Он не мог ни на чем сосредоточиться — и толкового разговора с солдатом не получилось. За несколько минут до поезда Дроздов вышел на платформу; после духоты вокзала обдало свежестью — весь запад пылал от заката, зловеще и багрово горели стекла вокзала, и багровы были лица носильщиков, равнодушно покуривающих на перроне. Впереди, уходя в туманную степную даль, уже мигали, мигали среди верениц вагонов красные, зеленые огоньки на стрелках, там тонко и тревожно вскрикивали маневровые «кукушки». Дроздов подошел к пыльным кустам акации, облокотился на заборчик.

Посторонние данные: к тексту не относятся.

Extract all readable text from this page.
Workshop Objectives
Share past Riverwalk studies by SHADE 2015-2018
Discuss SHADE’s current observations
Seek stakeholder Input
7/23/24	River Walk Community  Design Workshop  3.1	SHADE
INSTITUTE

Здесь пахло вечерней листвой, и этот запах мешался с паровозной гарью, нефтью и дымом — это был особый, будоражащий запах вокзала, железной дороги, связанный почему-то со смутной грустью детства.

Вдруг на платформе произошло неспокойное движение, люди густо повалили из дверей вокзала; с мягким шумом прокатила тележка: «Па-азволь, па-азволь!..» Тотчас прошел дежурный в фуражке с красным верхом. Какая-то озабоченная женщина в сбившемся на плечи платке суетливо заметалась по платформе, кидаясь то к одному, то к другому:
— Гражданин, тридцатку не разобьешь, брата я провожаю, тридцатку бы!..
Где-то совсем близко, за огоньками стрелок, предупреждающе мощно загудел паровоз; сразу же щелкнуло, захрипело радио, и в этом реве паровоза едва можно было расслышать, что поезд номер пятнадцатый прибывает к первой платформе.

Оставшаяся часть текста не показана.